La ristrutturazione mediante demolizione e ricostruzione con modifica della sagoma, al fine di risultare coerente con la tipologia dell’intorno, dovrà realizzarsi nel rispetto delle indicazioni e dei criteri definiti nel precedente punto 2, laddove applicabili e nel rispetto delle seguenti prescrizioni specifiche: - l’indice di densità fondiaria in ciascun lotto, calcolato tenendo conto del volume esistente, non può superare quello medio dell’isolato ed in ogni caso i 5 mc/mq, come prescritto dal D.M. 2/4/1968, n. 1444. - non sono modificabili le giaciture e gli allineamenti su strada e sugli spazi pubblici degli edifici esistenti da trasformare; - gli ampliamenti dovranno realizzarsi senza ledere in alcun modo i diritti dei terzi; in particolare, le pareti finestrate negli eventuali nuovi volumi aggiunti dovranno distaccarsi di almeno m. 5 dai confini del lotto di pertinenza dell’immobile da ampliare; - il progetto di ampliamento deve uniformarsi ai modelli compositivi dell’edilizia circostante di interesse ambientale; - le coperture degli edifici ricostruiti devono inserirsi per posizione, forma e materiali come elementi di continuità rispetto all'ambiente edificato circostante; - è consentito l'uso di coperture piane, purché queste siano praticabili ed interessino una superficie non superiore del 25% della superficie dell'unità edilizia e comunque non superiore a mq. 30; - l'inclinazione delle falde dei tetti non può essere superiore al 35%.

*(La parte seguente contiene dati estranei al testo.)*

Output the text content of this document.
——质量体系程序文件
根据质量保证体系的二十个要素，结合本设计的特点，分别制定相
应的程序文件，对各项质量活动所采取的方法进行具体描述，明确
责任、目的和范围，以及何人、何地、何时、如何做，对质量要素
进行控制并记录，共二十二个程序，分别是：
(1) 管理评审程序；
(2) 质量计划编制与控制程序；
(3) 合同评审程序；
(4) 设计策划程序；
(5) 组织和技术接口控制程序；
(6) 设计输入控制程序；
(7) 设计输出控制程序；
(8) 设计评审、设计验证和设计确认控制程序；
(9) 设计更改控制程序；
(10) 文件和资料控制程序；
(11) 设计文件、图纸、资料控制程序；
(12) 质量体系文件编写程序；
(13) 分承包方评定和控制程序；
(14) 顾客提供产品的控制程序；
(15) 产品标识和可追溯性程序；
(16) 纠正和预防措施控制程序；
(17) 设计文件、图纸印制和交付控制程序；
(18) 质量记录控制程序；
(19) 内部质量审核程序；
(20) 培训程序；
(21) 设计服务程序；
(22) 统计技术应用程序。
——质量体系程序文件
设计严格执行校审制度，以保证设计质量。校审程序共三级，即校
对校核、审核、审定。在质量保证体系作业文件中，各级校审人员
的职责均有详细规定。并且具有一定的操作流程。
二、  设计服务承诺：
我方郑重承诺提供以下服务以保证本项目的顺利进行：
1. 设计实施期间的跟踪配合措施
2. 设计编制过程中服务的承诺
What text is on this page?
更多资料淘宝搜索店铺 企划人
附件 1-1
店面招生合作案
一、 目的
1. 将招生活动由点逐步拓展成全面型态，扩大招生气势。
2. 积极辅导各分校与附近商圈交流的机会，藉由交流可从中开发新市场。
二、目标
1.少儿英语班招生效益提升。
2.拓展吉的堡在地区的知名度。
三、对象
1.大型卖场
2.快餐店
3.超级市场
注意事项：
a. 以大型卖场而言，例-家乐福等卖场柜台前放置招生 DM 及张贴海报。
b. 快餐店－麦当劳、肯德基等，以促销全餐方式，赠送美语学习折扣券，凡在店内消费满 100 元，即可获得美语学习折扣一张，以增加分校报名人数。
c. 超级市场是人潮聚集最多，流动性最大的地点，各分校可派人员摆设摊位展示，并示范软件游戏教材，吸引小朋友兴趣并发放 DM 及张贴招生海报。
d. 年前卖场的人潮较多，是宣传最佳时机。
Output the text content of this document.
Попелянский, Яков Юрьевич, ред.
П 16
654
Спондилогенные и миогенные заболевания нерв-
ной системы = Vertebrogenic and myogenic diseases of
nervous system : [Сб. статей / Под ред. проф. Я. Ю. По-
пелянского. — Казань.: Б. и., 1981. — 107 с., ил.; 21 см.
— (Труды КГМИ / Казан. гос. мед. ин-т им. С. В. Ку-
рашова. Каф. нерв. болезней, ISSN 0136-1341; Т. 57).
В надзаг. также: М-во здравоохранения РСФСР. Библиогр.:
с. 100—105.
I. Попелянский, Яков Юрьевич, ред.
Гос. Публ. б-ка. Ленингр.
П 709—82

4. Diposizioni igienico-sanitarie, per il risparmio energetico e per il consolidamento sismico. Sono consentite abitazioni nei piani terreni degli edifici esistenti da recuperare purché la quota del piano di calpestio sia superiore a quella del piano stradale di almeno cm.20 e l'altezza libera interna non sia inferiore a m.2,50. Ai fini della riutilizzazione del patrimonio edilizio esistente per attività commerciali, turistiche e direzionali può derogarsi dal rispetto dei requisiti minimi di altezza libera stabiliti dalla regolamentazione legislativa vigente ed in genere da tutte le limitazioni, di ordine quantitativo e non, derivanti dalla normativa vigente, subordinatamente al parere favorevole dell’Autorità sanitaria. Tale deroga non è comunque consentita nel caso di immobili esistenti nei quali si intervenga con modalità trasformative. Al fine di concorrere alla realizzazione degli obiettivi della politica energetica comunitaria e nazionale, di promuovere il miglioramento dei livelli di coibentazione termo-acustica e di comfort ambientale nonché di favorire la sicurezza sismica degli edifici, non vengono considerati aumento di volume e non vengono computati ai fini del calcolo del volume edificato e della superficie coperta complessiva, i maggiori spessori e le maggiori altezze (sino a cm. 50) necessari per assicurare gli obiettivi sopra specificati. Gli interventi di efficientamento energetico dovranno comunque essere progettati nel rispetto delle “Linee di indirizzo per il miglioramento dell’efficienza energetica nel patrimonio culturale architettura. Centri e nuclei storici ed urbani” emanata dal MIBACT il 27/10/2015.